Sur quelle base juridique la « communauté internationale », tout particulièrement la CEDEAO, fonderait-elle l’attaque militaire contre la Côte d’Ivoire, qu’Alassane Ouattara ne cesse d’appeler de ses vœux ?
Noble Amoani-Koto, juriste ghanéen interrogé par l’Agence ghanéenne de presse (GNA), est formel. Toute initiative de la CEDEAO visant à renverser le président Laurent Gbagbo par la force, serait illégale, au regard du droit international. Premièrement, parce qu’elle battrait en brèche le principe de non-intervention dans les affaires intérieures des pays, sanctifié par de nombreux textes.
Noble Amoani-Koto met en avant l’article 51 de la Charte des Nations unies, qui sanctifie, d’une certaine manière, la notion de « légitime défense » pour les pays attaqués. Un article qui stipule qu’« aucune disposition de la présente Charte ne porte atteinte au droit naturel de légitime défense, individuelle ou collective, dans le cas où un Membre des Nations Unies est l'objet d'une agression armée… ». La Côte d’Ivoire aurait donc le droit de se prémunir d’une attaque de la CEDEAO, surtout dans le cas où elle n’est pas sanctifiée par le Conseil de sécurité de l’ONU, qui ne s’est, bien entendu, jamais prononcé pour une offensive militaire au pays d’Houphouët-Boigny.
Le juriste ghanéen s’appuie aussi sur le pacte de non-agression et le protocole d’assistance mutuelle qui indiquent clairement que la CEDEAO n’a le droit d’utiliser la force qu’en cas d’une attaque militaire contre un ou plusieurs Etats membres. L’article 18 du Protocole de non-agression interdit aux forces de la CEDEAO d’intervenir dans un pays membre tant que le conflit demeure interne à ce pays. Ce qui est le cas de la crise postélectorale ivoirienne.
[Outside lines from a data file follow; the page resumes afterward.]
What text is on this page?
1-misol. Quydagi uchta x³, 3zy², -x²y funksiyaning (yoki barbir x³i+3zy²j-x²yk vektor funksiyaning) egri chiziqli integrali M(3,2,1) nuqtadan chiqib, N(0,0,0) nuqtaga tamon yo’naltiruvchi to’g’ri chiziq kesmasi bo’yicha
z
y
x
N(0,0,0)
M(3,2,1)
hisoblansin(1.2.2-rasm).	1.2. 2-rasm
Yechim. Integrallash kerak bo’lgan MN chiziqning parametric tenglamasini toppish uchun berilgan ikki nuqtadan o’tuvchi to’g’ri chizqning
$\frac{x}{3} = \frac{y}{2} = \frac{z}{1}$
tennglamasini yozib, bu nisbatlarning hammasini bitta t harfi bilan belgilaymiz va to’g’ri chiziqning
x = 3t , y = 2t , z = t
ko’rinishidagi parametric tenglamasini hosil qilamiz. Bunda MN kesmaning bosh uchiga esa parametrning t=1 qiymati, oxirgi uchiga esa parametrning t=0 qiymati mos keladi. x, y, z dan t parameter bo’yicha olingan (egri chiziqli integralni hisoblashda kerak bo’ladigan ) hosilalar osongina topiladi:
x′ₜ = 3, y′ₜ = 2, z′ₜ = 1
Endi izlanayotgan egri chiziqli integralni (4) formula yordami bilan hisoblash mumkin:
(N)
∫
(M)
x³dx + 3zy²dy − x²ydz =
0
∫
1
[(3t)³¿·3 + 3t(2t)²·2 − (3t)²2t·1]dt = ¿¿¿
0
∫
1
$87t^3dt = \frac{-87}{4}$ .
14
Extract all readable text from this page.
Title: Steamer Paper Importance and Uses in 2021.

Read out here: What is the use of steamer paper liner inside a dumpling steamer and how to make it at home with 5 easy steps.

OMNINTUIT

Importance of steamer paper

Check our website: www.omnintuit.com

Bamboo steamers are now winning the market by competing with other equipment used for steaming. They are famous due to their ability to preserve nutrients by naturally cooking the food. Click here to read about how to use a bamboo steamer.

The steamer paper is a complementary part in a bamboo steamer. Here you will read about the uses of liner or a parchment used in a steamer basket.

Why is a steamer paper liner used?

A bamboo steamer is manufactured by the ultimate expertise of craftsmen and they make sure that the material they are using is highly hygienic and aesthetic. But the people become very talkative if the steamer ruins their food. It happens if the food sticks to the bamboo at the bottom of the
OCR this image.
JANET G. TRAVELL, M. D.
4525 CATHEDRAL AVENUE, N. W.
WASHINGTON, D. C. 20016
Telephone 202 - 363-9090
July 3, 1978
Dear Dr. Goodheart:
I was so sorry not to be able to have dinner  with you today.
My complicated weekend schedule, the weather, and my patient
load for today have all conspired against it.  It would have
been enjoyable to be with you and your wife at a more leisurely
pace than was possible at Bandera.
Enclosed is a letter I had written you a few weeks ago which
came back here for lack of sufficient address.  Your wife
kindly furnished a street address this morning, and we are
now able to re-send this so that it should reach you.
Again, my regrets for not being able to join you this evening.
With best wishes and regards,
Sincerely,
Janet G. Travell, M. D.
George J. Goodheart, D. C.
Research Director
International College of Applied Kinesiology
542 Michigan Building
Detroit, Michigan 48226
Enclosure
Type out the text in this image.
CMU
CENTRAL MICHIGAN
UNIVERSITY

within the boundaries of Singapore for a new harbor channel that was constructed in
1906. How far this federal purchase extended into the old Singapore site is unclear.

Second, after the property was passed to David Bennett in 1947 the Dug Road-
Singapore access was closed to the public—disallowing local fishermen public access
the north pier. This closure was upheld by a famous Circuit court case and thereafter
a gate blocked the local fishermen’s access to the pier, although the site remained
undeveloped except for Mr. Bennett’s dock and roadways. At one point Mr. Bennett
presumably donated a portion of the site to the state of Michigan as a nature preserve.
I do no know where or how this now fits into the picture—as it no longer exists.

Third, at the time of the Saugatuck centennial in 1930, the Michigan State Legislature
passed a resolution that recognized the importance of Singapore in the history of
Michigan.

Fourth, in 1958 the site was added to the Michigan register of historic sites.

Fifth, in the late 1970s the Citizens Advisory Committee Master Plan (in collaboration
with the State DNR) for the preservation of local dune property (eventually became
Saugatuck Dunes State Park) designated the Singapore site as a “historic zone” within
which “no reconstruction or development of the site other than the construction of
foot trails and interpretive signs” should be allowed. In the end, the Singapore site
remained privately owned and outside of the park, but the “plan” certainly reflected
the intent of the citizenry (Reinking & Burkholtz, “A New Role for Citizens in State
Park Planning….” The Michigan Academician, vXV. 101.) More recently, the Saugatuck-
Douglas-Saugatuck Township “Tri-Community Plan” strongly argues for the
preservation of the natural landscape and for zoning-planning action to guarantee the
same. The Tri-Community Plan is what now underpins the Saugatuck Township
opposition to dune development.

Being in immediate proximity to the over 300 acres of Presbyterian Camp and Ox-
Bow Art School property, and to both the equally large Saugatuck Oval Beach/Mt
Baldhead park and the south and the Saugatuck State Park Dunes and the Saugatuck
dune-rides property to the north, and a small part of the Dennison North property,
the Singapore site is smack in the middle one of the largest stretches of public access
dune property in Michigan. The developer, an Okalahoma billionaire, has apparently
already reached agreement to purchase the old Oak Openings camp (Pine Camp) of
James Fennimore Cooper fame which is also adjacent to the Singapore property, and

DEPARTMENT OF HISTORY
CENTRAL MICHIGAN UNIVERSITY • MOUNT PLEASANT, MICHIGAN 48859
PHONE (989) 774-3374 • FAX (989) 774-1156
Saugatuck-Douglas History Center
Noble Amoani-Koto met aussi en exergue les articles 52 et 53 de la Charte des Nations unies pour démontrer l’illégalité du projet de la CEDEAO – qui aurait déjà, si l’on en croit Alassane Ouattara, commencé des manœuvres à Bouaké. Si l’article 52 reconnaît la validité des accords régionaux – « aucune disposition de la présente Charte ne s'oppose à l'existence d'accords ou d'organismes régionaux destinés à régler les affaires qui, touchant au maintien de la paix et de la sécurité internationales, se prêtent à une action de caractère régional, pourvu que ces accords ou ces organismes et leur activité soient compatibles avec les buts et les principes des Nations Unies » –, mais l’article 53 subordonne toute action militaire dans le cadre d’institutions régionales à l’approbation du Conseil de sécurité – « aucune action coercitive ne sera entreprise en vertu d'accords régionaux ou par des organismes régionaux sans l'autorisation du Conseil de sécurité ». « Il est invraisemblable qu’une résolution de cette nature soit validée par le Conseil de sécurité », explique M. Amoani-Koto. Qui propose que les options maximalistes – notamment la reconnaissance de Ouattara comme président par la CEDEAO – soient abandonnées au profit de négociations sur un recomptage des bulletins de vote, une reprise du scrutin ou un accord de partage du pouvoir.
Au final, il semble évident que le concept d’utilisation de la « force légitime » brandi par le camp Ouattara cache mal un projet : la tentative de donner un habillage légal au soutien actif que de nombreux pays ouest-africains ont accordé à la rébellion depuis le 19 septembre 2002, pour le compte d’un seul commanditaire : la France officielle.